Ajudge has sided with the classified employees of the Medford School District in an unfair labor practice complaint the union filed against the district last May.
The complaint with the state Employee Relations Board alleged that the district engaged in bad-faith bargaining in 2011 when it imposed a final contract offer on the classified employees after months of bargaining.
"We're very pleased with the decision," said Cindy Drought, a field representative for the Oregon School Employees Association's Medford chapter.
Facing an $11 million budget shortfall in the spring of 2011, the district asked each employee group to cut costs by 8 percent, beginning an expedited bargaining period with classified employees.
In October 2011, after months of failed negotiations between the district and classified staff, the district gained the right under expedited bargaining to legally impose its final contract offer on the employees, putting in place a new contract with several cuts.
Among the changes was that the employees were required to contribute 6 percent of wages to their Public Employee Retirement System accounts.
Drought said that during negotiations, the district had proposed that the PERS pickup would last only through June 2012, but when the contract was imposed in October, it stated the PERS pickup would last until a new contract was settled.
By changing this condition of the contract, the district engaged in regressive bargaining, Drought said.

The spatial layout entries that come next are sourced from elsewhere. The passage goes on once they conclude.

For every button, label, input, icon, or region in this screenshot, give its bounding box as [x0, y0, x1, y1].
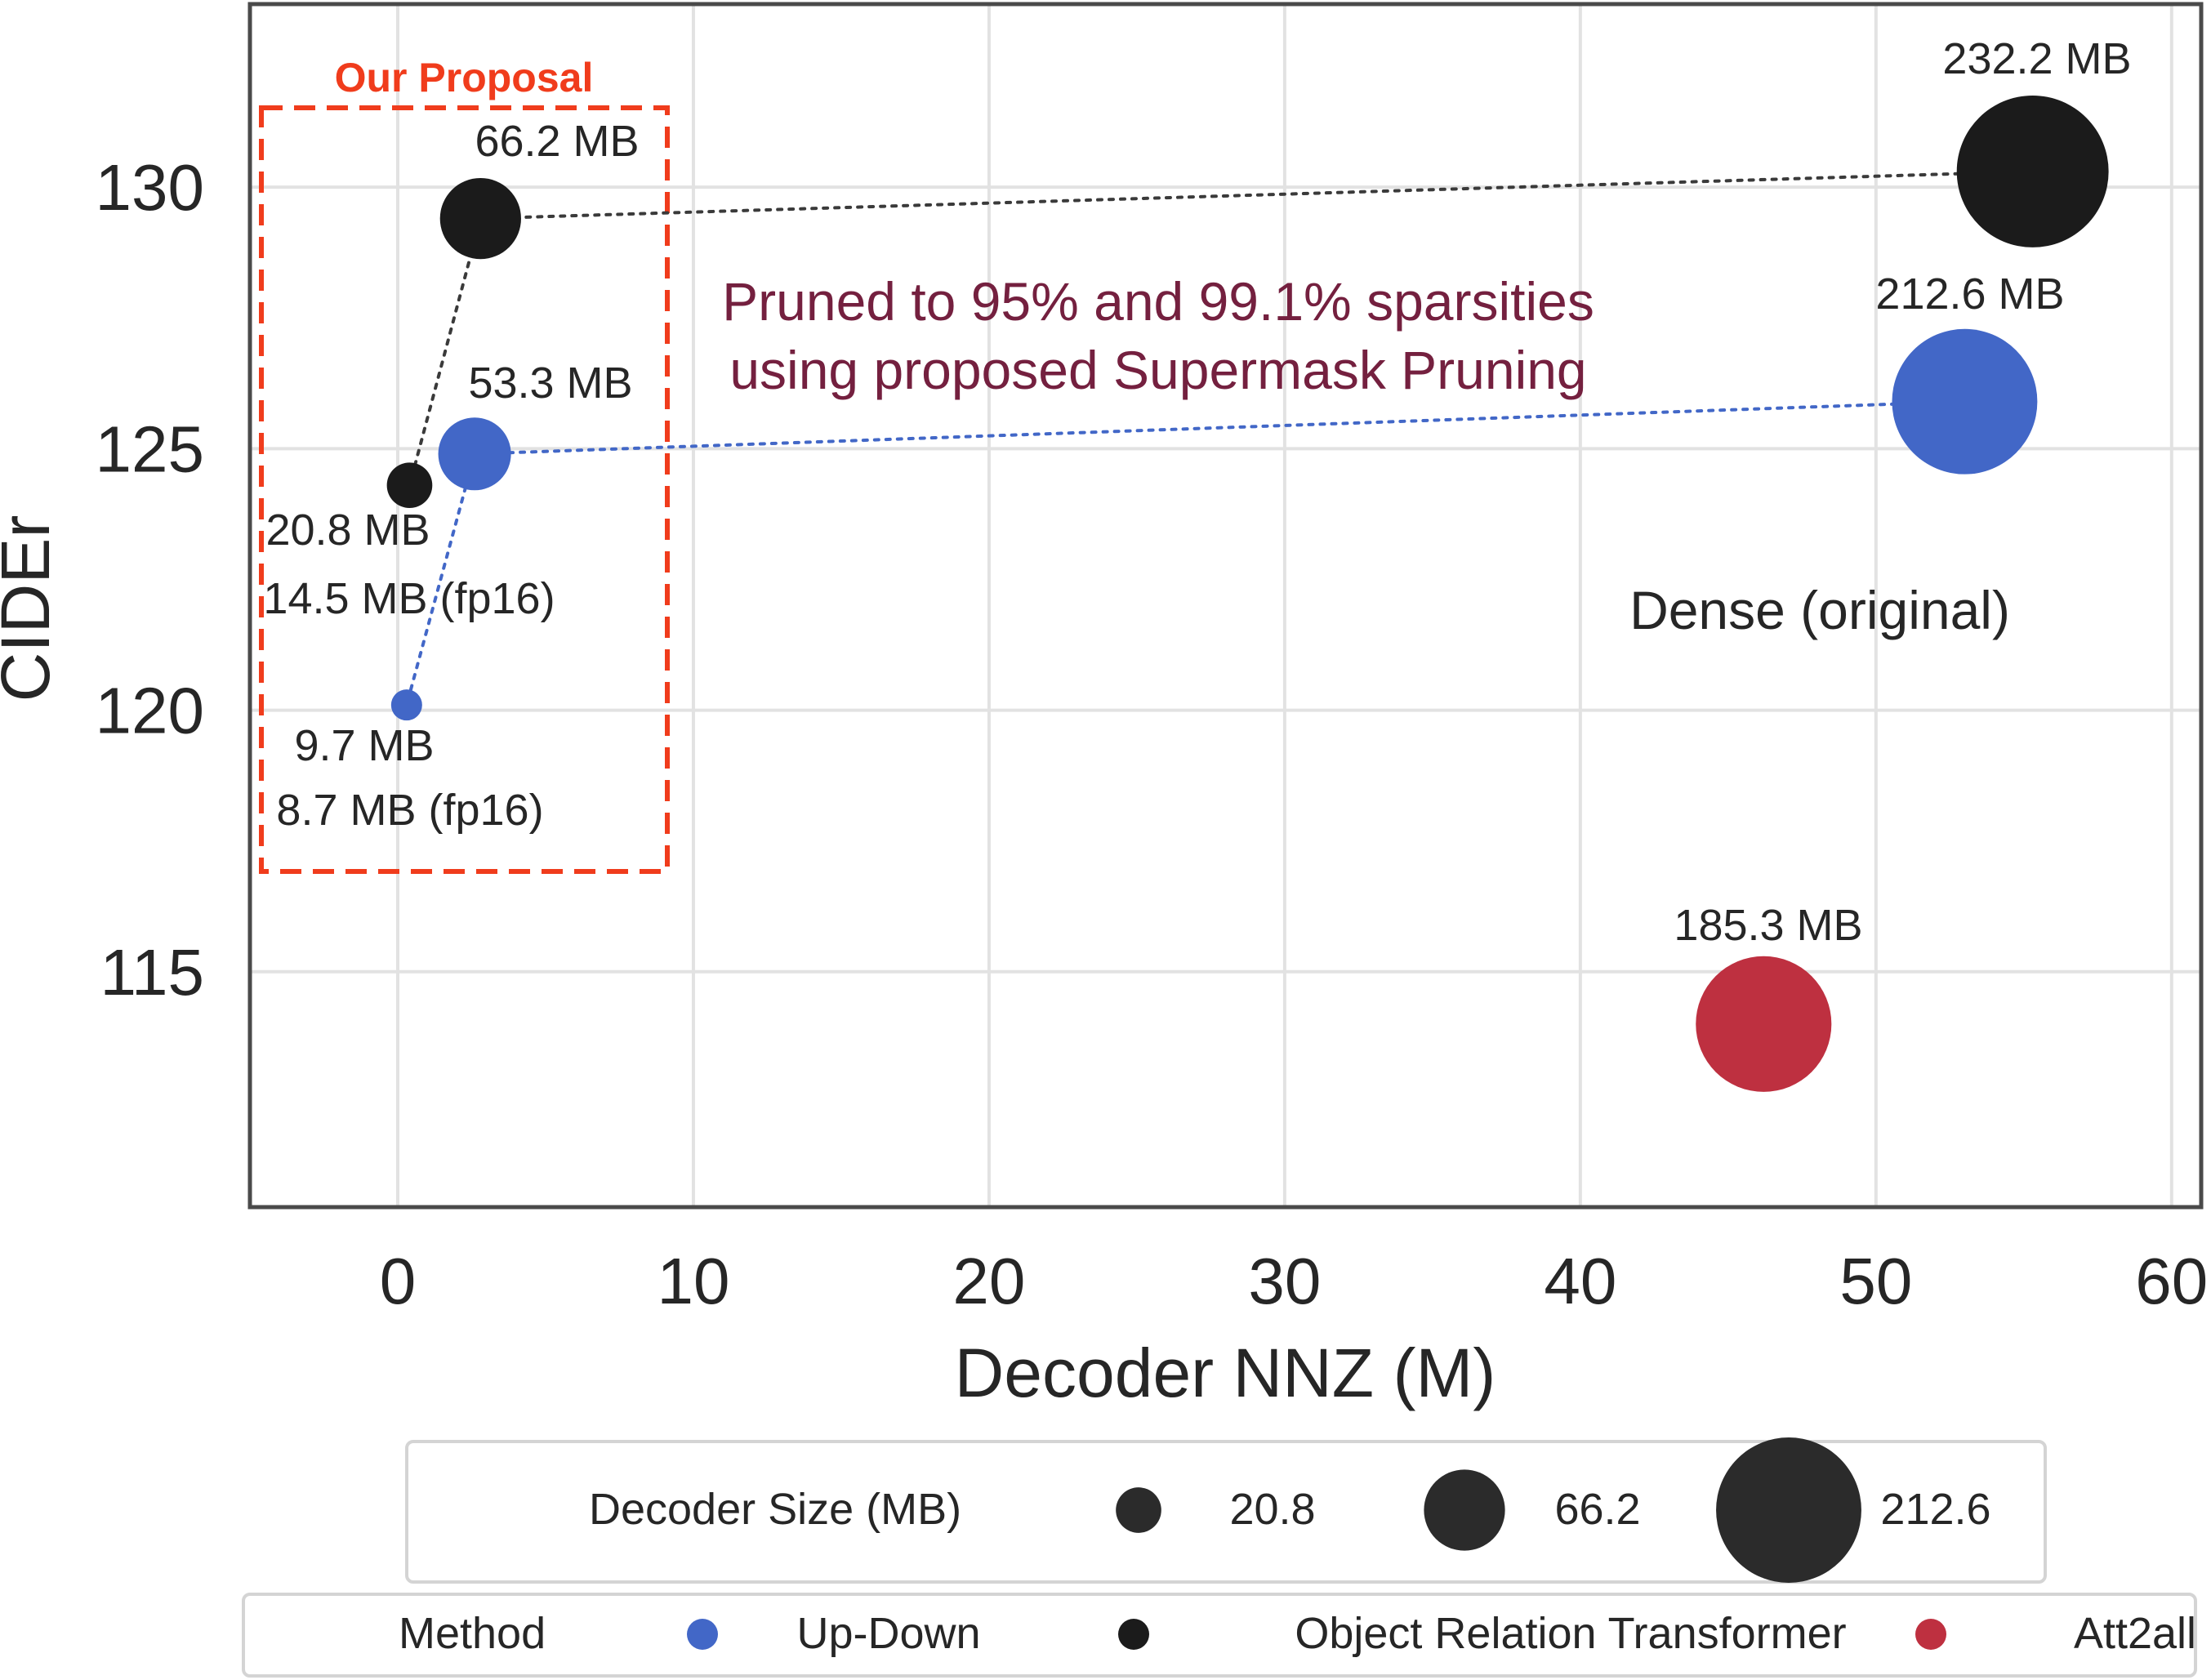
data-point — [390, 689, 422, 721]
point-label: 53.3 MB — [468, 359, 632, 408]
connector-line — [479, 169, 2035, 221]
x-tick-label: 40 — [1544, 1245, 1616, 1317]
size-legend-title: Decoder Size (MB) — [589, 1485, 961, 1534]
grid — [250, 4, 2201, 1207]
method-legend-label: Att2all — [2074, 1609, 2196, 1658]
data-point — [386, 462, 433, 509]
dense-annotation: Dense (original) — [1629, 580, 2010, 640]
method-legend-marker — [1118, 1619, 1149, 1650]
size-legend-marker — [1716, 1437, 1861, 1583]
data-point — [1696, 956, 1832, 1092]
x-tick-label: 30 — [1248, 1245, 1321, 1317]
pruned-annotation-line1: Pruned to 95% and 99.1% sparsities — [722, 271, 1594, 332]
size-legend-label: 66.2 — [1554, 1485, 1640, 1534]
data-points — [386, 95, 2109, 1092]
point-label: 66.2 MB — [475, 117, 639, 166]
x-tick-label: 60 — [2135, 1245, 2208, 1317]
y-tick-label: 120 — [96, 675, 204, 747]
x-tick-label: 20 — [952, 1245, 1025, 1317]
method-legend-box — [242, 1593, 2197, 1678]
method-legend-label: Object Relation Transformer — [1295, 1609, 1846, 1658]
x-tick-label: 10 — [657, 1245, 729, 1317]
point-label: 212.6 MB — [1875, 270, 2064, 319]
x-tick-label: 0 — [380, 1245, 417, 1317]
proposal-title: Our Proposal — [335, 55, 594, 100]
point-label: 8.7 MB (fp16) — [276, 786, 543, 835]
method-legend-title: Method — [399, 1609, 546, 1658]
connector-line — [408, 216, 483, 488]
connector-lines — [404, 169, 2035, 707]
size-legend-box — [405, 1440, 2047, 1584]
size-legend-marker — [1116, 1487, 1161, 1533]
pruned-annotation-line2: using proposed Supermask Pruning — [729, 340, 1586, 400]
axis-ticks: 0 10 20 30 40 50 60 115 120 125 130 — [96, 151, 2209, 1317]
x-axis-label: Decoder NNZ (M) — [955, 1335, 1496, 1411]
y-tick-label: 115 — [100, 936, 204, 1009]
point-label: 232.2 MB — [1942, 34, 2131, 83]
x-tick-label: 50 — [1839, 1245, 1912, 1317]
point-label: 14.5 MB (fp16) — [263, 574, 555, 623]
data-point — [1956, 95, 2109, 247]
connector-line — [404, 452, 477, 707]
data-point — [439, 177, 521, 260]
proposal-box — [259, 105, 670, 874]
size-legend-entries: 20.8 66.2 212.6 — [1116, 1437, 1991, 1583]
method-legend-marker — [687, 1619, 718, 1650]
y-tick-label: 130 — [96, 151, 204, 224]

Drought said an administrative law judge has given a proposed order that asks the district to cease and desist the bad-faith bargaining and post a notice in all district work sites admitting wrongdoing.
A second claim alleging that the administration sent out a misleading email during the bargaining process was thrown out by the judge, Drought said.
"The bargaining team had a very difficult time in 2011," Drought said. "The district imposing the contract, it had a horrendous effect on classified employees."
Drought said the district will have an opportunity to appeal the order, and she expected to learn more about the proposed order this week.
The judge's decision is only a proposed order and not final, Drought said.
Superintendent Phil Long declined to comment on the order, except to say that it was only preliminary.
"It was a preliminary order and we're still working through it until we have a resolution," said Long.
Since the contract was imposed, the classified union and the district returned to the bargaining table last April, settling a new contract in December.
As part of the new contract, classified employees continued the 6 percent PERS pickup.